Gut informiert fällt es einem leichter, das eigene Risiko, an einem Typ 2-Diabetes zu erkranken, einzuschätzen und ihm entgegenzuwirken. Auch wenn man eine vorhandene erbliche Belastung selbst nicht beeinflussen kann, helfen eine ausgewogene Ernährung, körperliche Aktivität, der Verzicht aufs Rauchen sowie ein mäßiger Alkoholkonsum, das persönliche Erkrankungsrisiko zu vermindern. Zudem beeinflusst ein gesunder Lebensstil auch den Verlauf einer bereits bestehenden Erkrankung positiv. Es ist also nie zu spät, den Kampf gegen Diabetes aufzunehmen.

Diesen Ansatz verfolgt auch diabetesDE mit der Informationsveranstaltung anlässlich des Weltdiabetestages 2015. Betroffene erhalten wertvolle Tipps im Umgang mit der Diagnose "Zucker". Interessierte bekommen erklärt, wie man Übergewicht vermeidet oder abbaut und wie man Spaß an der Bewegung findet.

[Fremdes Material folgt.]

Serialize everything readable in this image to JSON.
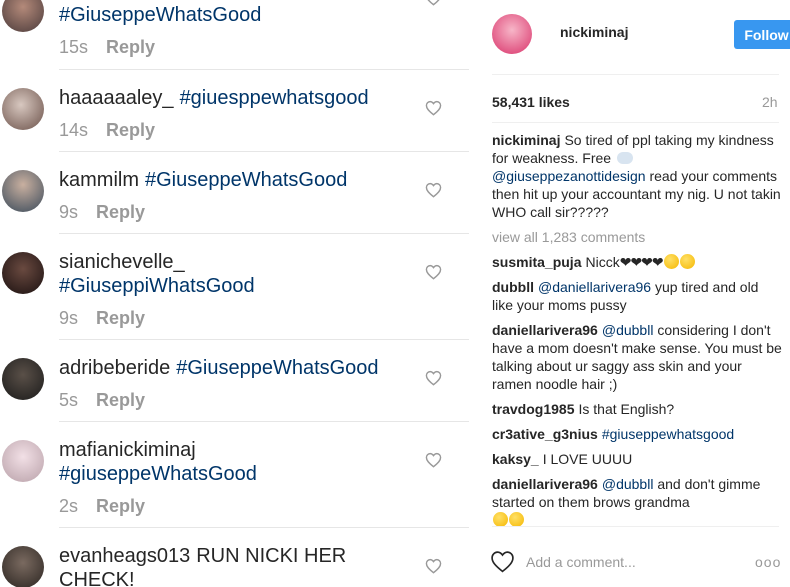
{
  "comments": [
    {
      "user": "",
      "text": "#GiuseppeWhatsGood",
      "time": "15s",
      "reply": "Reply",
      "top_partial": true
    },
    {
      "user": "haaaaaaley_",
      "text": "#giuesppewhatsgood",
      "time": "14s",
      "reply": "Reply"
    },
    {
      "user": "kammilm",
      "text": "#GiuseppeWhatsGood",
      "time": "9s",
      "reply": "Reply"
    },
    {
      "user": "sianichevelle_",
      "text": "#GiuseppiWhatsGood",
      "time": "9s",
      "reply": "Reply"
    },
    {
      "user": "adribeberide",
      "text": "#GiuseppeWhatsGood",
      "time": "5s",
      "reply": "Reply"
    },
    {
      "user": "mafianickiminaj",
      "text": "#giuseppeWhatsGood",
      "time": "2s",
      "reply": "Reply"
    },
    {
      "user": "evanheags013",
      "text": "RUN NICKI HER CHECK!",
      "time": "",
      "reply": ""
    }
  ],
  "post": {
    "username": "nickiminaj",
    "follow_label": "Follow",
    "likes": "58,431 likes",
    "age": "2h",
    "caption": {
      "user": "nickiminaj",
      "text1": "So tired of ppl taking my kindness for weakness. Free",
      "mention": "@giuseppezanottidesign",
      "text2": "read your comments then hit up your accountant my nig. U not takin WHO call sir?????"
    },
    "view_all": "view all 1,283 comments",
    "thread": [
      {
        "user": "susmita_puja",
        "text": "Nicck",
        "hearts": "❤❤❤❤",
        "emoji_count": 2
      },
      {
        "user": "dubbll",
        "mention": "@daniellarivera96",
        "text": "yup tired and old like your moms pussy"
      },
      {
        "user": "daniellarivera96",
        "mention": "@dubbll",
        "text": "considering I don't have a mom doesn't make sense. You must be talking about ur saggy ass skin and your ramen noodle hair ;)"
      },
      {
        "user": "travdog1985",
        "text": "Is that English?"
      },
      {
        "user": "cr3ative_g3nius",
        "mention": "#giuseppewhatsgood",
        "text": ""
      },
      {
        "user": "kaksy_",
        "text": "I LOVE UUUU"
      },
      {
        "user": "daniellarivera96",
        "mention": "@dubbll",
        "text": "and don't gimme started on them brows grandma",
        "emoji_count": 2
      }
    ],
    "add_comment_placeholder": "Add a comment...",
    "more_label": "ooo"
  },
  "colors": {
    "accent": "#3897f0",
    "link": "#003569",
    "muted": "#999999",
    "text": "#262626"
  },
  "icons": {
    "like": "heart-outline-icon",
    "more": "more-options-icon"
  }
}
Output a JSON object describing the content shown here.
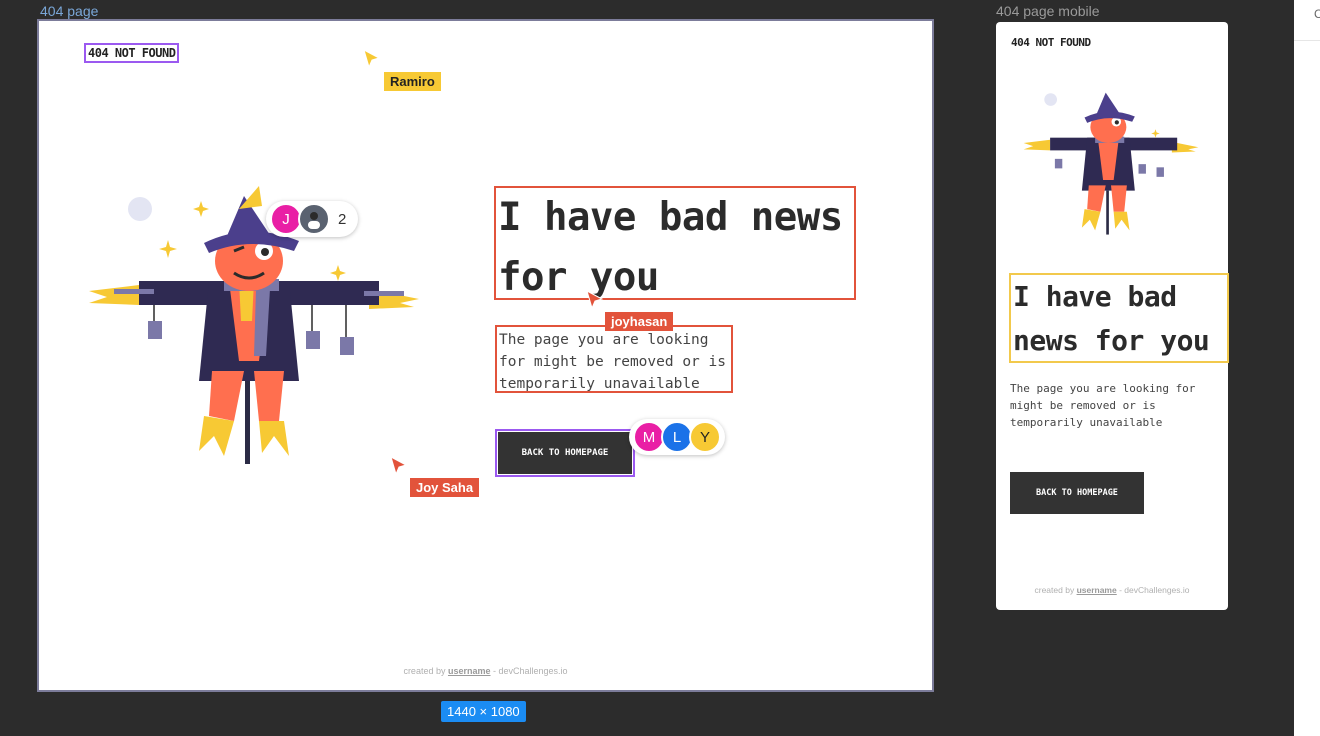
{
  "canvas": {
    "desktop_frame_label": "404 page",
    "mobile_frame_label": "404 page mobile",
    "frame_dimensions": "1440 × 1080"
  },
  "desktop": {
    "logo": "404 NOT FOUND",
    "headline": "I have bad news for you",
    "description": "The page you are looking for might be removed or is temporarily unavailable",
    "button": "BACK TO HOMEPAGE",
    "footer": {
      "prefix": "created by ",
      "username": "username",
      "suffix": " - devChallenges.io"
    }
  },
  "mobile": {
    "logo": "404 NOT FOUND",
    "headline": "I have bad news for you",
    "description": "The page you are looking for might be removed or is temporarily unavailable",
    "button": "BACK TO HOMEPAGE",
    "footer": {
      "prefix": "created by ",
      "username": "username",
      "suffix": " - devChallenges.io"
    }
  },
  "collaborators": {
    "cursors": [
      {
        "name": "Ramiro",
        "color": "#f7c934",
        "text_color": "#222222"
      },
      {
        "name": "joyhasan",
        "color": "#e2533b",
        "text_color": "#ffffff"
      },
      {
        "name": "Joy Saha",
        "color": "#e2533b",
        "text_color": "#ffffff"
      }
    ],
    "group_one": {
      "initial": "J",
      "extra_count": "2"
    },
    "group_two": [
      "M",
      "L",
      "Y"
    ]
  },
  "colors": {
    "selection_purple": "#9b59f0",
    "selection_red": "#e2533b",
    "selection_yellow": "#f2c94c",
    "button_bg": "#333333"
  },
  "icons": [
    "cursor-arrow-icon",
    "scarecrow-illustration"
  ]
}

Das Wissen und die Motivation der Menschen, sich gesundheitsbewusst zu verhalten, zu stärken, ist auch das Ziel des Präventionsgesetzes, das in weiten Teilen am 25. Juli 2015 in Kraft getreten ist. Über Beratung und Kurse zur Ernährung, Bewegung oder Stressbewältigung sollen Menschen einerseits dazu befähigt werden, Verantwortung für ihr gesundheitliches Handeln zu übernehmen und ihr Verhalten entsprechend zu ändern. Andererseits soll die Förderung gesundheitsgerechter Rahmenbedingungen gesundheitsorientiertes Handeln unterstützen. Dazu zählt, dass die Krankenkassen ihr Engagement in so genannten Lebenswelten, wie zum Beispiel Kitas, Schulen und Senioreneinrichtungen, deutlich ausweiten.

Wir brauchen aber auch öffentliche Veranstaltungen wie diese, um Aufklärung und Prävention voran zu bringen - gerade auch im Hinblick auf Krankheiten wie den Typ 2-Diabetes. Daher habe ich auch in diesem Jahr sehr gerne die Schirmherrschaft über die Patientenveranstaltung von diabetesDE übernommen.

Ich wünsche Ihnen, liebe Teilnehmerinnen und Teilnehmer, einen interessanten Tag in Düsseldorf.